Eero Merilind: Estonia's family doctor system is a success story, but the debate is on the wrong track
Eero Merilind, a member of the Riigikogu social affairs committee and family doctor from the Reform Party, believes public debate about the family doctor system has gone off course. Rather than focusing on reducing bureaucracy and giving doctors more time with patients, society is arguing over the ownership structure of family health centres. Merilind argues this is the wrong framing of the issue.
OpinionRiigikogu social affairs committee member and family doctor Eero Merilind (Reform Party) raises an important warning: public debate surrounding Estonia's family doctor system is heading in the wrong direction, and as a result, one of the country's truly successful health care reform outcomes may suffer.
The right question versus the wrong question
The starting point is Madis Veskimägi's recent opinion piece, which raises a substantive and justified question: how to ensure that family doctors have more time for treating patients and less bureaucracy and non-medical duties. Merilind fully agrees with this goal.
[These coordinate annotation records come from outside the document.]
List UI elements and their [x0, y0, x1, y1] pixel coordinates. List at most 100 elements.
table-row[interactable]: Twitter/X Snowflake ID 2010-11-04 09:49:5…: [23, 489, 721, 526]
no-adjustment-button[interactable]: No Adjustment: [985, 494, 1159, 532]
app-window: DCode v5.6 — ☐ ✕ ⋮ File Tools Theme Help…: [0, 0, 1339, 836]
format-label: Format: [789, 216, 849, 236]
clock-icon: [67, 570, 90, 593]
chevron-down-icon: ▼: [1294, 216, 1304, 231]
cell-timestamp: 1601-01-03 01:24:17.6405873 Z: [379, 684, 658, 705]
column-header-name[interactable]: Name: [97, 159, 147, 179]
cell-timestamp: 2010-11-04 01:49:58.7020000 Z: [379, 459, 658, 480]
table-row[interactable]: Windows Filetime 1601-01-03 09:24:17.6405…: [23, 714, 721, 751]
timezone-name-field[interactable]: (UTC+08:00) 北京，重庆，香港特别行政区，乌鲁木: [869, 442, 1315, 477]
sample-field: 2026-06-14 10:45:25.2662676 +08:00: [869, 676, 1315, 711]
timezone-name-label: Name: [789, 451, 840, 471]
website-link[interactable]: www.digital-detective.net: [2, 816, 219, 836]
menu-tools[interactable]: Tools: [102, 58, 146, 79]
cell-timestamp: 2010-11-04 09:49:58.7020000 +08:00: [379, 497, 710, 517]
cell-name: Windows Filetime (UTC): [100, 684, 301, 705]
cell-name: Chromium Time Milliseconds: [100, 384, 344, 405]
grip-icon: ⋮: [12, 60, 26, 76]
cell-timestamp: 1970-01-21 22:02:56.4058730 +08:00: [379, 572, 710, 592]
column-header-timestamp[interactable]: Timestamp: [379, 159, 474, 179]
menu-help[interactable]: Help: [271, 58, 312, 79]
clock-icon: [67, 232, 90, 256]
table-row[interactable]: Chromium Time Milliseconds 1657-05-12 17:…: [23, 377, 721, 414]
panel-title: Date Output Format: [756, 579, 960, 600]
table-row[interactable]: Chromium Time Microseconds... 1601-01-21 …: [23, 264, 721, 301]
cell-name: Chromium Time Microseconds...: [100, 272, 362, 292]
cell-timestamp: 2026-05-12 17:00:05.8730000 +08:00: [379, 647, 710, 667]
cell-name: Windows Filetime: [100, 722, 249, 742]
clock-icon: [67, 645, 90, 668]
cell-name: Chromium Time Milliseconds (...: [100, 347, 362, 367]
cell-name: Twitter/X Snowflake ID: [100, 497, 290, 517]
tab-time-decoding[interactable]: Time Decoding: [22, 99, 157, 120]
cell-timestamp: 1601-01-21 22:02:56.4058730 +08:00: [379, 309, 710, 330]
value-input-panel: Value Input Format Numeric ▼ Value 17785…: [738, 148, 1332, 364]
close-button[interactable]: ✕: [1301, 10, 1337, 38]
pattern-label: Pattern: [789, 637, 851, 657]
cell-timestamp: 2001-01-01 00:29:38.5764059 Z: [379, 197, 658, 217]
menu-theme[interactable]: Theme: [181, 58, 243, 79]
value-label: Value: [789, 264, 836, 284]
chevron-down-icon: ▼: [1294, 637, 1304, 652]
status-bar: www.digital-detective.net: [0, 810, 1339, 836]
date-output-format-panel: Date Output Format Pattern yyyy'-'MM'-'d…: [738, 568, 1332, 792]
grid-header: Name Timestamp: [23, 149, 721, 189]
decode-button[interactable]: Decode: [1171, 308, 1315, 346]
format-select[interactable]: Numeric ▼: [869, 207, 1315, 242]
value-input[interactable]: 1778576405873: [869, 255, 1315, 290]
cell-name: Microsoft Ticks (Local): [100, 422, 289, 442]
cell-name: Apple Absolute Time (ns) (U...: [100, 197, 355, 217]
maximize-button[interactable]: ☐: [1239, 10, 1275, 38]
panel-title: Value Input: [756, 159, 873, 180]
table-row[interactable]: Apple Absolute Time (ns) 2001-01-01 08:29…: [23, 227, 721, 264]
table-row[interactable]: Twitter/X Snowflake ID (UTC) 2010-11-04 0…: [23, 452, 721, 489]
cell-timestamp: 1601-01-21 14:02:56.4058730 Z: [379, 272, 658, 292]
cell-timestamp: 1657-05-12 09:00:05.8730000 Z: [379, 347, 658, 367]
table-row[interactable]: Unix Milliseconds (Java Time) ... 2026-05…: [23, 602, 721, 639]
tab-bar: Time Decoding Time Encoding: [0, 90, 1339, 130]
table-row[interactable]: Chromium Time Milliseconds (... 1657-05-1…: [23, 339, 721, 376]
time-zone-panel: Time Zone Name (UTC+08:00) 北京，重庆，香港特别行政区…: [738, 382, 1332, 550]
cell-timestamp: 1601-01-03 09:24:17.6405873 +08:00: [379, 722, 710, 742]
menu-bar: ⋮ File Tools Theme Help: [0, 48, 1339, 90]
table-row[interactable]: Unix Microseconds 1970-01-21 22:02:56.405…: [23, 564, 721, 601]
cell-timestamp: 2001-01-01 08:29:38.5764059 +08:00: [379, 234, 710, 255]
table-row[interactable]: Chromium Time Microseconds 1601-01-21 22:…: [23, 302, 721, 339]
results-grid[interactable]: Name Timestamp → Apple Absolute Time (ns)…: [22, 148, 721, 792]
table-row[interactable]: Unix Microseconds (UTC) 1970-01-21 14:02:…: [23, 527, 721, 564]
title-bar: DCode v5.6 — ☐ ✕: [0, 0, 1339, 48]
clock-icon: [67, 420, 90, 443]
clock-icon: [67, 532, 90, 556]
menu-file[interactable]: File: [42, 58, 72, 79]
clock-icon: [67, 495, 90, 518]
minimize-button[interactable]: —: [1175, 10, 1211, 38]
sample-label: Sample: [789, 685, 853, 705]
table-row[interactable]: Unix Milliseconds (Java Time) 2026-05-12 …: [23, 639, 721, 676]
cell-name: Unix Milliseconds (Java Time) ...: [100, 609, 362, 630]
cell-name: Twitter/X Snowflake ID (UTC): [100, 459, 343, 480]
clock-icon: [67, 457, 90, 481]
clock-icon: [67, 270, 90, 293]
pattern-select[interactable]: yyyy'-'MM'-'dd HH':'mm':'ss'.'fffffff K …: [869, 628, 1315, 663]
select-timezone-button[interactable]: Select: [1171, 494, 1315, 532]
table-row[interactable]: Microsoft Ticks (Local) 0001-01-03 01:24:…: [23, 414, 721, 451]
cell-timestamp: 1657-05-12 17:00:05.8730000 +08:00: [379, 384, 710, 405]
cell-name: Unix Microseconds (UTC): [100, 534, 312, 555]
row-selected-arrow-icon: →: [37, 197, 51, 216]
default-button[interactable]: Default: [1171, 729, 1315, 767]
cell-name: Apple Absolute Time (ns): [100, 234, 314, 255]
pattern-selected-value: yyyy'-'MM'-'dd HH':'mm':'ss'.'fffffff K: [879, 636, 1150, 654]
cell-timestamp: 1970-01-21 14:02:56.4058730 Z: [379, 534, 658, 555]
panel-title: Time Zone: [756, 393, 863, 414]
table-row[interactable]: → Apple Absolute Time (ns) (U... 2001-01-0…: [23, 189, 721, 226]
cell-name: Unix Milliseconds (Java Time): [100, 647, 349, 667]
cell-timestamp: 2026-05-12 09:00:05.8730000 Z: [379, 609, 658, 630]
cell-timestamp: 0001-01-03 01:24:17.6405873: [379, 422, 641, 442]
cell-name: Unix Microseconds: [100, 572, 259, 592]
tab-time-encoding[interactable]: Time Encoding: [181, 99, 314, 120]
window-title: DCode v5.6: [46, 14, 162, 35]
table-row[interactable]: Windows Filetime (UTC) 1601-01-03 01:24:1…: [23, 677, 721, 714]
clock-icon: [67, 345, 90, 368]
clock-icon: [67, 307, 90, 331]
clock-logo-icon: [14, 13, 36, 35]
However, the problem is that public debate has quickly shifted to a different question entirely, whether family health centres should be privately owned or owned by the state and local authorities. Merilind argues this is the wrong framing of the issue, which diverts attention from the actual problems that need solving.
The family doctor system as a success story
Merilind stresses that Estonia's family doctor system has developed over the years into a true success story, a system worth preserving and developing, not dismantling through ideological disputes over ownership structures. The content of the family doctors' work and its quality are what determine the patient's health care experience, not who owns the property and institution on their balance sheet.
The ownership question is certainly typical of political debates and easy to understand, but it may not lead to better health care. According to Merilind, the real question should be: how do we free family doctors from bureaucratic constraints so they can do what they are trained to do, treat patients.
What actually needs solving
Estonian family doctors face growing administrative burden that consumes time that could be used for direct patient contact. The centre of debate should be placed on concrete questions: what reporting can be simplified, what tasks can be performed by other health care workers, and how can digital solutions reduce manual work.
Merilind calls on both politicians and the public to avoid oversimplifying ownership debates and to return to substance, how to make family doctors' work more meaningful and patient-centred. Estonia's health care future depends on whether we can ask the right questions.